If the current pace of data collection and passenger response remains on schedule, the draft report could be submitted to the Safety Board by the end of this year or early the next.

Last year I also spoke to you about the NTSB Web Site. Some of you may have already obtained information from the site. In the past year we have added several new features that you may find useful. We have made available all major accident reports and publications since 1996, expanded the aviation accident synopses to include a full narrative, added an e-mail subscription list for safety recommendations and press releases, added pages for family disaster assistance, and implemented a search engine to improve accessibility of our documents. We've doubled the average number of hits per day in the past year.

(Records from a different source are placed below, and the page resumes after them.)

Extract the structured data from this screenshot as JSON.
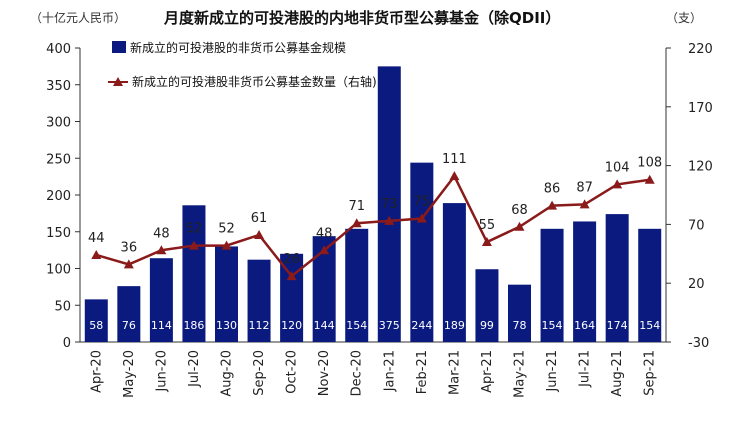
{
  "chart_data": {
    "type": "bar+line",
    "title": "月度新成立的可投港股的内地非货币型公募基金（除QDII）",
    "left_axis_unit": "（十亿元人民币）",
    "right_axis_unit": "（支）",
    "categories": [
      "Apr-20",
      "May-20",
      "Jun-20",
      "Jul-20",
      "Aug-20",
      "Sep-20",
      "Oct-20",
      "Nov-20",
      "Dec-20",
      "Jan-21",
      "Feb-21",
      "Mar-21",
      "Apr-21",
      "May-21",
      "Jun-21",
      "Jul-21",
      "Aug-21",
      "Sep-21"
    ],
    "bar_series": {
      "name": "新成立的可投港股的非货币公募基金规模",
      "values": [
        58,
        76,
        114,
        186,
        130,
        112,
        120,
        144,
        154,
        375,
        244,
        189,
        99,
        78,
        154,
        164,
        174,
        154
      ],
      "color": "#0a1a7e",
      "axis": "left"
    },
    "line_series": {
      "name": "新成立的可投港股非货币公募基金数量（右轴)",
      "values": [
        44,
        36,
        48,
        52,
        52,
        61,
        26,
        48,
        71,
        73,
        75,
        111,
        55,
        68,
        86,
        87,
        104,
        108
      ],
      "color": "#8b1a1a",
      "axis": "right"
    },
    "left_axis": {
      "min": 0,
      "max": 400,
      "ticks": [
        0,
        50,
        100,
        150,
        200,
        250,
        300,
        350,
        400
      ]
    },
    "right_axis": {
      "min": -30,
      "max": 220,
      "ticks": [
        -30,
        20,
        70,
        120,
        170,
        220
      ]
    }
  }
}
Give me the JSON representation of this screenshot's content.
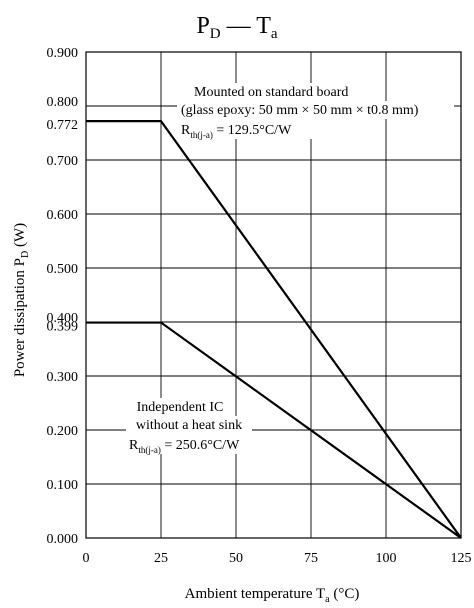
{
  "chart_data": {
    "type": "line",
    "title": {
      "main": "P",
      "main_sub": "D",
      "dash": " — ",
      "second": "T",
      "second_sub": "a"
    },
    "xlabel": {
      "text": "Ambient temperature  T",
      "sub": "a",
      "unit": "  (°C)"
    },
    "ylabel": {
      "text": "Power dissipation  P",
      "sub": "D",
      "unit": "  (W)"
    },
    "xlim": [
      0,
      125
    ],
    "ylim": [
      0,
      0.9
    ],
    "grid": true,
    "x_ticks": [
      {
        "value": 0,
        "label": "0"
      },
      {
        "value": 25,
        "label": "25"
      },
      {
        "value": 50,
        "label": "50"
      },
      {
        "value": 75,
        "label": "75"
      },
      {
        "value": 100,
        "label": "100"
      },
      {
        "value": 125,
        "label": "125"
      }
    ],
    "y_ticks": [
      {
        "value": 0.0,
        "label": "0.000"
      },
      {
        "value": 0.1,
        "label": "0.100"
      },
      {
        "value": 0.2,
        "label": "0.200"
      },
      {
        "value": 0.3,
        "label": "0.300"
      },
      {
        "value": 0.399,
        "label": "0.399"
      },
      {
        "value": 0.4,
        "label": "0.400"
      },
      {
        "value": 0.5,
        "label": "0.500"
      },
      {
        "value": 0.6,
        "label": "0.600"
      },
      {
        "value": 0.7,
        "label": "0.700"
      },
      {
        "value": 0.772,
        "label": "0.772"
      },
      {
        "value": 0.8,
        "label": "0.800"
      },
      {
        "value": 0.9,
        "label": "0.900"
      }
    ],
    "series": [
      {
        "x": [
          0,
          25,
          125
        ],
        "y": [
          0.772,
          0.772,
          0.0
        ]
      },
      {
        "x": [
          0,
          25,
          125
        ],
        "y": [
          0.399,
          0.399,
          0.0
        ]
      }
    ],
    "annotations": {
      "board": {
        "line1": "Mounted on standard board",
        "line2": "(glass epoxy: 50 mm × 50 mm × t0.8 mm)",
        "rth_main": "R",
        "rth_sub": "th(j-a)",
        "rth_value": " = 129.5°C/W"
      },
      "ic": {
        "line1": "Independent IC",
        "line2": "without a heat sink",
        "rth_main": "R",
        "rth_sub": "th(j-a)",
        "rth_value": " = 250.6°C/W"
      }
    }
  }
}
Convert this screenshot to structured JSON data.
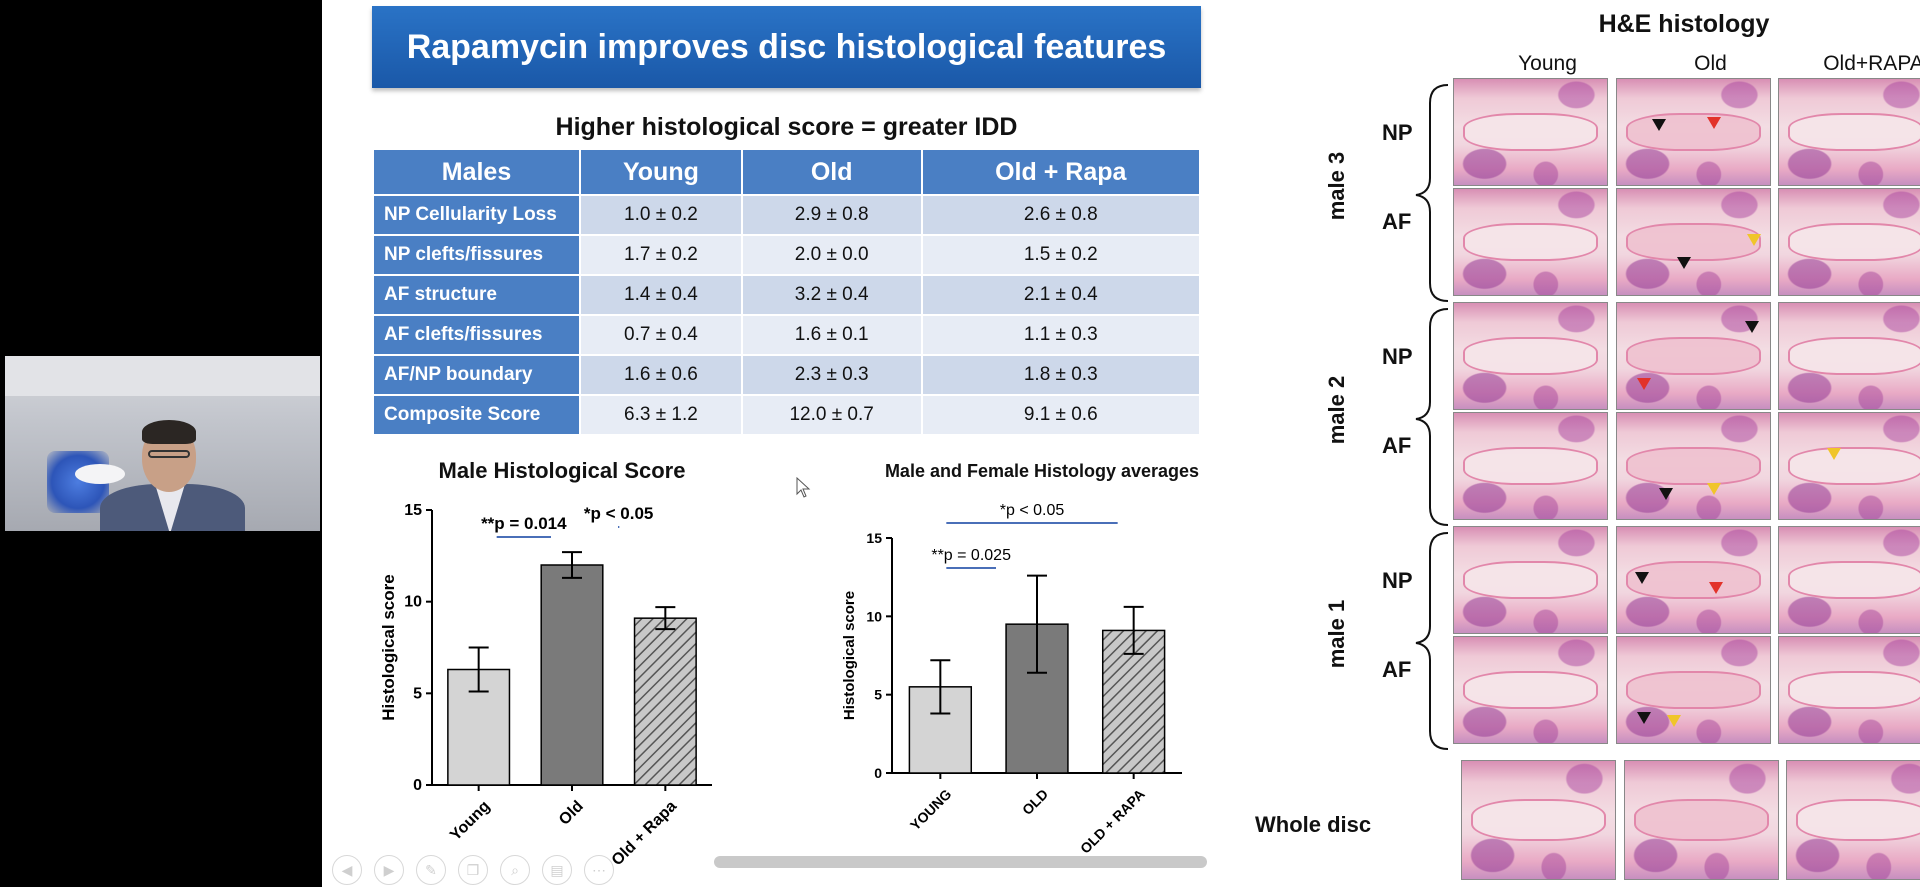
{
  "slide": {
    "title": "Rapamycin improves disc histological features",
    "table_title": "Higher histological score = greater IDD",
    "table": {
      "headers": [
        "Males",
        "Young",
        "Old",
        "Old + Rapa"
      ],
      "rows": [
        {
          "label": "NP Cellularity Loss",
          "values": [
            "1.0 ± 0.2",
            "2.9 ± 0.8",
            "2.6 ± 0.8"
          ]
        },
        {
          "label": "NP clefts/fissures",
          "values": [
            "1.7 ± 0.2",
            "2.0 ± 0.0",
            "1.5 ± 0.2"
          ]
        },
        {
          "label": "AF structure",
          "values": [
            "1.4 ± 0.4",
            "3.2 ± 0.4",
            "2.1 ± 0.4"
          ]
        },
        {
          "label": "AF clefts/fissures",
          "values": [
            "0.7 ± 0.4",
            "1.6 ± 0.1",
            "1.1 ± 0.3"
          ]
        },
        {
          "label": "AF/NP boundary",
          "values": [
            "1.6 ± 0.6",
            "2.3 ± 0.3",
            "1.8 ± 0.3"
          ]
        },
        {
          "label": "Composite Score",
          "values": [
            "6.3 ± 1.2",
            "12.0 ± 0.7",
            "9.1 ± 0.6"
          ]
        }
      ]
    },
    "histology": {
      "title": "H&E histology",
      "columns": [
        "Young",
        "Old",
        "Old+RAPA"
      ],
      "groups": [
        "male 3",
        "male 2",
        "male 1"
      ],
      "layers": [
        "NP",
        "AF"
      ],
      "whole_disc_label": "Whole disc"
    }
  },
  "chart_data": [
    {
      "type": "bar",
      "title": "Male Histological Score",
      "ylabel": "Histological score",
      "categories": [
        "Young",
        "Old",
        "Old + Rapa"
      ],
      "values": [
        6.3,
        12.0,
        9.1
      ],
      "errors": [
        1.2,
        0.7,
        0.6
      ],
      "ylim": [
        0,
        15
      ],
      "yticks": [
        0,
        5,
        10,
        15
      ],
      "colors": [
        "#d4d4d4",
        "#7a7a7a",
        "#b8b8b8"
      ],
      "hatched": [
        false,
        false,
        true
      ],
      "annotations": [
        {
          "text": "**p = 0.014",
          "from": 0,
          "to": 1
        },
        {
          "text": "*p < 0.05",
          "from": 1,
          "to": 2
        }
      ]
    },
    {
      "type": "bar",
      "title": "Male and Female Histology averages",
      "ylabel": "Histological score",
      "categories": [
        "YOUNG",
        "OLD",
        "OLD + RAPA"
      ],
      "values": [
        5.5,
        9.5,
        9.1
      ],
      "errors": [
        1.7,
        3.1,
        1.5
      ],
      "ylim": [
        0,
        15
      ],
      "yticks": [
        0,
        5,
        10,
        15
      ],
      "colors": [
        "#d4d4d4",
        "#7a7a7a",
        "#b8b8b8"
      ],
      "hatched": [
        false,
        false,
        true
      ],
      "annotations": [
        {
          "text": "**p = 0.025",
          "from": 0,
          "to": 1
        },
        {
          "text": "*p < 0.05",
          "from": 0,
          "to": 2
        }
      ]
    }
  ],
  "nav_icons": [
    "prev-icon",
    "next-icon",
    "pen-icon",
    "copy-icon",
    "zoom-icon",
    "slides-icon",
    "more-icon"
  ]
}
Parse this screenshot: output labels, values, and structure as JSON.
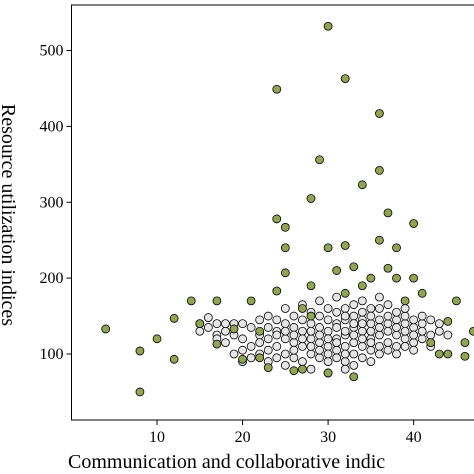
{
  "chart_data": {
    "type": "scatter",
    "x_label": "Communication and collaborative indic",
    "y_label": "Resource utilization indices",
    "xlim": [
      0,
      47
    ],
    "ylim": [
      13,
      560
    ],
    "xticks": [
      10,
      20,
      30,
      40
    ],
    "yticks": [
      100,
      200,
      300,
      400,
      500
    ],
    "series": [
      {
        "color": "#e6e6e6",
        "x": [
          15,
          15,
          16,
          16,
          17,
          17,
          17,
          18,
          18,
          18,
          19,
          19,
          19,
          20,
          20,
          20,
          20,
          21,
          21,
          21,
          22,
          22,
          22,
          22,
          23,
          23,
          23,
          23,
          23,
          24,
          24,
          24,
          24,
          24,
          25,
          25,
          25,
          25,
          25,
          25,
          26,
          26,
          26,
          26,
          26,
          26,
          27,
          27,
          27,
          27,
          27,
          27,
          28,
          28,
          28,
          28,
          28,
          28,
          28,
          29,
          29,
          29,
          29,
          29,
          29,
          29,
          30,
          30,
          30,
          30,
          30,
          30,
          30,
          30,
          31,
          31,
          31,
          31,
          31,
          31,
          31,
          31,
          32,
          32,
          32,
          32,
          32,
          32,
          32,
          32,
          32,
          33,
          33,
          33,
          33,
          33,
          33,
          33,
          33,
          34,
          34,
          34,
          34,
          34,
          34,
          34,
          34,
          35,
          35,
          35,
          35,
          35,
          35,
          35,
          35,
          36,
          36,
          36,
          36,
          36,
          36,
          36,
          37,
          37,
          37,
          37,
          37,
          37,
          38,
          38,
          38,
          38,
          38,
          38,
          39,
          39,
          39,
          39,
          39,
          39,
          40,
          40,
          40,
          40,
          40,
          41,
          41,
          41,
          41,
          42,
          42,
          42,
          43,
          43,
          44
        ],
        "values": [
          140,
          130,
          135,
          148,
          125,
          140,
          120,
          130,
          115,
          140,
          125,
          100,
          140,
          140,
          120,
          105,
          90,
          135,
          110,
          95,
          125,
          145,
          100,
          115,
          120,
          135,
          150,
          90,
          105,
          110,
          130,
          145,
          95,
          125,
          140,
          120,
          100,
          160,
          85,
          130,
          115,
          135,
          150,
          95,
          105,
          125,
          130,
          110,
          145,
          90,
          165,
          120,
          120,
          140,
          100,
          155,
          80,
          130,
          110,
          135,
          115,
          150,
          95,
          125,
          170,
          105,
          130,
          145,
          110,
          90,
          160,
          120,
          100,
          75,
          140,
          120,
          155,
          105,
          135,
          175,
          95,
          115,
          125,
          145,
          110,
          160,
          90,
          130,
          100,
          80,
          150,
          135,
          115,
          150,
          100,
          125,
          165,
          85,
          140,
          130,
          145,
          110,
          155,
          120,
          95,
          170,
          140,
          140,
          120,
          160,
          105,
          130,
          150,
          90,
          115,
          125,
          145,
          110,
          160,
          135,
          100,
          175,
          140,
          115,
          150,
          130,
          105,
          165,
          125,
          145,
          110,
          155,
          135,
          100,
          140,
          120,
          150,
          130,
          110,
          160,
          135,
          115,
          145,
          125,
          105,
          140,
          120,
          150,
          130,
          125,
          145,
          110,
          140,
          130,
          125
        ]
      },
      {
        "color": "#8fa552",
        "x": [
          4,
          8,
          8,
          10,
          12,
          12,
          14,
          15,
          17,
          17,
          19,
          20,
          21,
          22,
          23,
          24,
          24,
          25,
          25,
          25,
          24,
          26,
          27,
          28,
          28,
          29,
          30,
          30,
          31,
          32,
          32,
          32,
          33,
          34,
          34,
          35,
          36,
          36,
          36,
          37,
          37,
          38,
          38,
          39,
          40,
          40,
          41,
          42,
          43,
          44,
          44,
          45,
          46,
          46,
          47,
          33,
          30,
          27,
          22,
          28
        ],
        "values": [
          133,
          104,
          50,
          120,
          147,
          93,
          170,
          140,
          170,
          113,
          133,
          93,
          170,
          130,
          82,
          449,
          278,
          267,
          240,
          207,
          183,
          78,
          160,
          305,
          190,
          356,
          240,
          532,
          210,
          463,
          243,
          180,
          215,
          323,
          190,
          200,
          417,
          342,
          250,
          286,
          213,
          240,
          200,
          170,
          272,
          200,
          180,
          115,
          100,
          143,
          100,
          170,
          97,
          115,
          130,
          70,
          75,
          80,
          95,
          150
        ]
      }
    ]
  }
}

We hope you will visit the site at www.ntsb.gov and will sign up for our e-mail subscription list. We believe that the information gathered from accident investigations should be used to improve all aspects of aviation safety.

Again, I want to thank you for inviting me to join you, and I want to thank you for your untiring efforts to keep the issue of cabin safety before the public and industry. Nineteen ninety eight was a good year for aviation safety in the United States. I hope we can say the same thing when we meet again next year.